Market leader in metal packaging for infant formula products, Jamestrong, invited customers and select media to the opening of its new high-care facility in Christchurch, New Zealand last week. PKN was there.
The burgeoning infant formula market in Australia and New Zealand, driven by escalating demand from China, is fuelling growth in the packaging supply chain. And as dairy manufacturers and contract fillers continue to ride the milky wave, their packaging suppliers are following closely in their wake.
It's a market that calls for the stringent safety standards in packaging and processing. Local fillers are licensed to export direct to China under extremely tight food safety and recipe content regimes.

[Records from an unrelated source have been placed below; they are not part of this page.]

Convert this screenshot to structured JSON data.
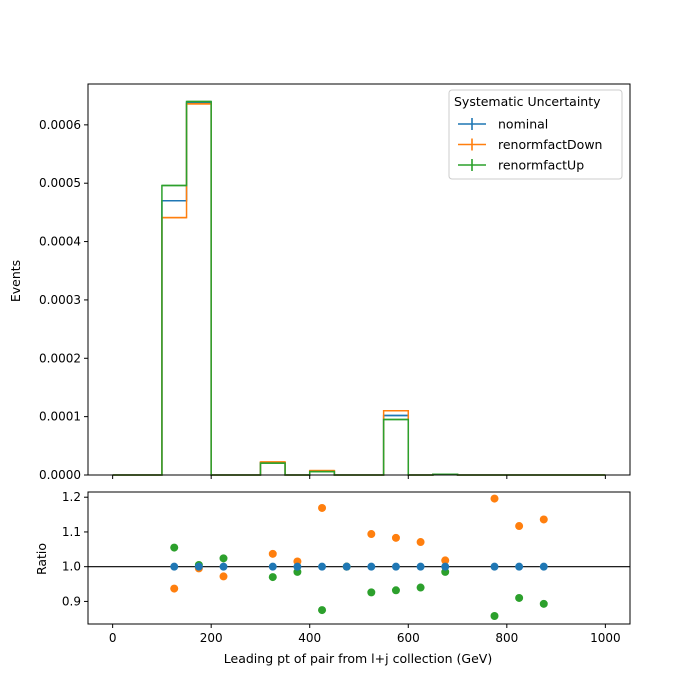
{
  "chart_data": [
    {
      "type": "step-histogram",
      "panel": "main",
      "xlim": [
        -50,
        1050
      ],
      "ylim": [
        0,
        0.00067
      ],
      "ylabel": "Events",
      "yticks": [
        0,
        0.0001,
        0.0002,
        0.0003,
        0.0004,
        0.0005,
        0.0006
      ],
      "ytick_labels": [
        "0.0000",
        "0.0001",
        "0.0002",
        "0.0003",
        "0.0004",
        "0.0005",
        "0.0006"
      ],
      "bin_edges": [
        0,
        50,
        100,
        150,
        200,
        250,
        300,
        350,
        400,
        450,
        500,
        550,
        600,
        650,
        700,
        750,
        800,
        850,
        900,
        950,
        1000
      ],
      "legend": {
        "title": "Systematic Uncertainty",
        "placement": "top-right"
      },
      "series": [
        {
          "name": "nominal",
          "color": "#1f77b4",
          "values": [
            0,
            0,
            0.00047,
            0.000638,
            0,
            0,
            2.1e-05,
            0,
            6.5e-06,
            0,
            0,
            0.000102,
            0,
            1.2e-06,
            0,
            0,
            0,
            0,
            0,
            0
          ]
        },
        {
          "name": "renormfactDown",
          "color": "#ff7f0e",
          "values": [
            0,
            0,
            0.000441,
            0.000636,
            0,
            0,
            2.23e-05,
            0,
            7.6e-06,
            0,
            0,
            0.00011,
            0,
            1.3e-06,
            0,
            0,
            0,
            0,
            0,
            0
          ]
        },
        {
          "name": "renormfactUp",
          "color": "#2ca02c",
          "values": [
            0,
            0,
            0.000496,
            0.00064,
            0,
            0,
            2.04e-05,
            0,
            5.7e-06,
            0,
            0,
            9.5e-05,
            0,
            1.2e-06,
            0,
            0,
            0,
            0,
            0,
            0
          ]
        }
      ]
    },
    {
      "type": "scatter",
      "panel": "ratio",
      "xlim": [
        -50,
        1050
      ],
      "ylim": [
        0.835,
        1.215
      ],
      "xlabel": "Leading pt of pair from l+j collection (GeV)",
      "ylabel": "Ratio",
      "xticks": [
        0,
        200,
        400,
        600,
        800,
        1000
      ],
      "xtick_labels": [
        "0",
        "200",
        "400",
        "600",
        "800",
        "1000"
      ],
      "yticks": [
        0.9,
        1.0,
        1.1,
        1.2
      ],
      "ytick_labels": [
        "0.9",
        "1.0",
        "1.1",
        "1.2"
      ],
      "reference_line": 1.0,
      "series": [
        {
          "name": "nominal",
          "color": "#1f77b4",
          "points": [
            [
              125,
              1.0
            ],
            [
              175,
              1.0
            ],
            [
              225,
              1.0
            ],
            [
              325,
              1.0
            ],
            [
              375,
              1.0
            ],
            [
              425,
              1.0
            ],
            [
              475,
              1.0
            ],
            [
              525,
              1.0
            ],
            [
              575,
              1.0
            ],
            [
              625,
              1.0
            ],
            [
              675,
              1.0
            ],
            [
              775,
              1.0
            ],
            [
              825,
              1.0
            ],
            [
              875,
              1.0
            ]
          ]
        },
        {
          "name": "renormfactDown",
          "color": "#ff7f0e",
          "points": [
            [
              125,
              0.937
            ],
            [
              175,
              0.995
            ],
            [
              225,
              0.972
            ],
            [
              325,
              1.037
            ],
            [
              375,
              1.015
            ],
            [
              425,
              1.169
            ],
            [
              475,
              1.0
            ],
            [
              525,
              1.094
            ],
            [
              575,
              1.083
            ],
            [
              625,
              1.071
            ],
            [
              675,
              1.018
            ],
            [
              775,
              1.196
            ],
            [
              825,
              1.117
            ],
            [
              875,
              1.136
            ]
          ]
        },
        {
          "name": "renormfactUp",
          "color": "#2ca02c",
          "points": [
            [
              125,
              1.055
            ],
            [
              175,
              1.005
            ],
            [
              225,
              1.024
            ],
            [
              325,
              0.97
            ],
            [
              375,
              0.985
            ],
            [
              425,
              0.875
            ],
            [
              475,
              1.0
            ],
            [
              525,
              0.926
            ],
            [
              575,
              0.932
            ],
            [
              625,
              0.94
            ],
            [
              675,
              0.985
            ],
            [
              775,
              0.858
            ],
            [
              825,
              0.91
            ],
            [
              875,
              0.893
            ]
          ]
        }
      ]
    }
  ]
}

For metal packaging converter Jamestrong, market leader in the production infant formula cans in New Zealand and Australia, investing in high-tech facilities is part of an overall infant formula strategy to partner with and protect its customers' brands with highest quality, food safety, and hazard control protocols.
Last week, Jamestrong opened its newest plant at Hornby, the first fully enclosed, high-care can production facility in New Zealand. This adds to the string of investments by Jamestrong since it entered the market in 2015, when its owner and the largest can maker in China – the Shanghai Yuanlong Investment Company – bought the metal packaging business in Australia formerly owned by Ardagh.
In the last 18 months, Jamestrong has opened a $13m high-care can making facility in Kyabram, Victoria, and invested a further $13m in a KBA Metal Star printing press at its Milperra NSW to supply its can production facilities with what it claims is the “highest quality decorated tinplate in the ANZ marketplace”.
The new Hornby facility, located in the Canterbury district of Christchurch, will primarily supply anchor customer Synlait, contract filler for The a2 Milk Company, whose canned infant and toddler formula products are exported to both Australia and China.
The fully automated can line at Hornby comprises world-leading can making equipment and cutting edge vision systems to validate internal can surfaces are clean and external can print has no defects. In full flight, the line produces 320 cans per minute.
Addressing guests at the official plant opening, Jamestrong CEO Alex Commins said the company was delighted to be part of the growth story that is infant formula production in Australia New Zealand.
“Clearly this is an industry where safety is everything and failure, right through the supply chain, is simply not an option," Commins said.
“At Jamestrong, we understand the critical nature of controlling hazards, defining risks, and complying with quality and food safety certifications through our entire process.
“We are driven by brand protection of our customer. We are building our culture around best-in-class high-care facility manufacture to ensure the integrity and compliance of our product that will naturally flow into [the customer's], and then onto [their] final customers... the 20 million or so babies born each year in the China, and the lesser number born in our local markets.”
For Jamestrong, proximity to customers is key – shipping large empty cans any distance makes no sense commercially. So it came as no surprise, following Synlait's recent announcement of its manufacturing investment in Auckland, that Commins took the opportunity at the Hornby event to announce that the company is in the process of securing a further site for an additional high care can manufacturing facility in Auckland, with expectations that it will have its first saleable commercial cans rolling off that line by January or February 2019.
Commins said what the new can lines mean for the region is that they bring 30 years of infant formula manufacture in the ANZ market to a “new level of food safety, quality and brand protection”.